Request body: JSON object with proposal_summary, estimated_impact, and optional metrics (risk, profit, novelty, complexity, quality scores).
Response: JSON object with status (proceed/pause/halt/escalate), confidence, gates, rationale, next_steps, and audit fields.
POST /risk-check¶
Simplified risk threshold check. Returns whether the risk score is below a configurable threshold.
GET /health¶
Returns service health status and configuration details.
Interactive Documentation¶
To explore the API interactively, you can use the OpenAPI spec with:
Swagger UI¶
# Using Docker
docker run -p 8081:8080 \
-e SWAGGER_JSON=/spec/openapi.yaml \
-v $(pwd)/docs/api:/spec \
swaggerapi/swagger-ui
# Then open http://localhost:8081
Redoc¶
# Using npx
npx @redocly/cli preview-docs docs/api/openapi.yaml
# Or via Docker
docker run -p 8082:80 \
-v $(pwd)/docs/api/openapi.yaml:/usr/share/nginx/html/openapi.yaml \
-e SPEC_URL=openapi.yaml \
redocly/redoc
Stoplight Studio¶
Import docs/api/openapi.yaml into Stoplight Studio for a visual API editor.
Live Endpoints¶
| Environment | Base URL |
|---|---|
| Development | https://yd1xm4ahcg.execute-api.us-west-2.amazonaws.com/dev/ |
| Production | Requires deployment (see infra/ CDK stacks) |
Authentication: API Gateway uses IAM authorization. Requests must be signed with AWS Signature Version 4.
Using with curl¶
# Evaluate a proposal (requires AWS credentials)
aws lambda invoke \
--function-name aegis-evaluate-proposal-dev \
--payload '{
"httpMethod": "POST",
"path": "/evaluate",
"body": "{\"proposal_summary\":\"Test proposal\",\"estimated_impact\":\"medium\",\"risk_proposed\":0.2}"
}' \
--cli-binary-format raw-in-base64-out \
/tmp/response.json
cat /tmp/response.json | python3 -c "import json,sys; print(json.dumps(json.loads(json.load(sys.stdin)['body']), indent=2))"
Schema Validation¶
The OpenAPI spec can be used for request/response validation in client libraries:
# Example: validate a request payload against the spec
# (requires openapi-core or similar library)

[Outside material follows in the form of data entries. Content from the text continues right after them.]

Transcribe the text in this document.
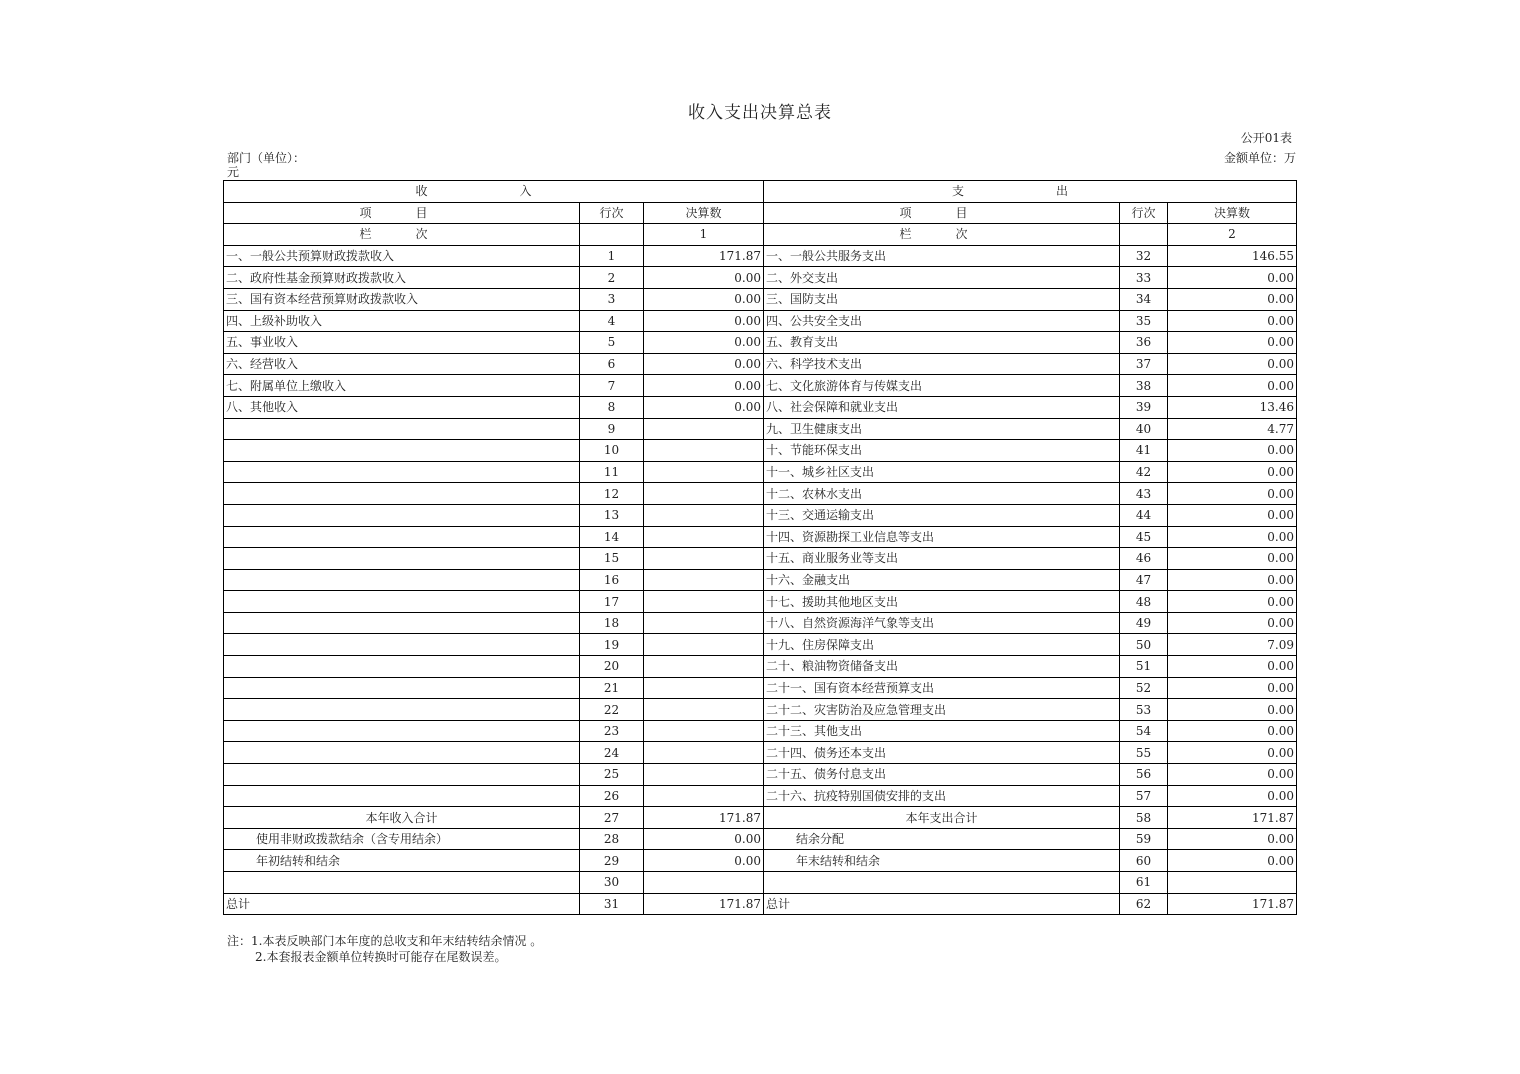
收入支出决算总表
公开01表
部门（单位）：	金额单位：万
元
收　入			支　出		
项　目	行次	决算数	项　目	行次	决算数
栏　次		1	栏　次		2
一、一般公共预算财政拨款收入	1	171.87	一、一般公共服务支出	32	146.55
二、政府性基金预算财政拨款收入	2	0.00	二、外交支出	33	0.00
三、国有资本经营预算财政拨款收入	3	0.00	三、国防支出	34	0.00
四、上级补助收入	4	0.00	四、公共安全支出	35	0.00
五、事业收入	5	0.00	五、教育支出	36	0.00
六、经营收入	6	0.00	六、科学技术支出	37	0.00
七、附属单位上缴收入	7	0.00	七、文化旅游体育与传媒支出	38	0.00
八、其他收入	8	0.00	八、社会保障和就业支出	39	13.46
	9		九、卫生健康支出	40	4.77
	10		十、节能环保支出	41	0.00
	11		十一、城乡社区支出	42	0.00
	12		十二、农林水支出	43	0.00
	13		十三、交通运输支出	44	0.00
	14		十四、资源勘探工业信息等支出	45	0.00
	15		十五、商业服务业等支出	46	0.00
	16		十六、金融支出	47	0.00
	17		十七、援助其他地区支出	48	0.00
	18		十八、自然资源海洋气象等支出	49	0.00
	19		十九、住房保障支出	50	7.09
	20		二十、粮油物资储备支出	51	0.00
	21		二十一、国有资本经营预算支出	52	0.00
	22		二十二、灾害防治及应急管理支出	53	0.00
	23		二十三、其他支出	54	0.00
	24		二十四、债务还本支出	55	0.00
	25		二十五、债务付息支出	56	0.00
	26		二十六、抗疫特别国债安排的支出	57	0.00
本年收入合计	27	171.87	本年支出合计	58	171.87
使用非财政拨款结余（含专用结余）	28	0.00	结余分配	59	0.00
年初结转和结余	29	0.00	年末结转和结余	60	0.00
	30			61	
总计	31	171.87	总计	62	171.87
注：1.本表反映部门本年度的总收支和年末结转结余情况 。
2.本套报表金额单位转换时可能存在尾数误差。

from openapi_core import OpenAPI
api = OpenAPI.from_file_path("docs/api/openapi.yaml")
# Use api.validate_request() and api.validate_response()
Relationship to Other Interfaces¶
The AEGIS governance engine is accessible through four interfaces, all backed by the same pcw_decide() core:
| Interface | Transport | Reference |
|---|---|---|
| Python SDK | Direct import | python-sdk.md |
| CLI | Process (stdin/stdout) | cli.md |
| MCP Server | JSON-RPC over stdio/HTTP | mcp-tools.md |
| Lambda / API Gateway | HTTP (OpenAPI) | This document |
| GitHub Action | Lambda invocation | github-action.md |
All interfaces enforce the same six gates, use the same frozen parameters from schema/interface-contract.yaml, and produce the same decision structure.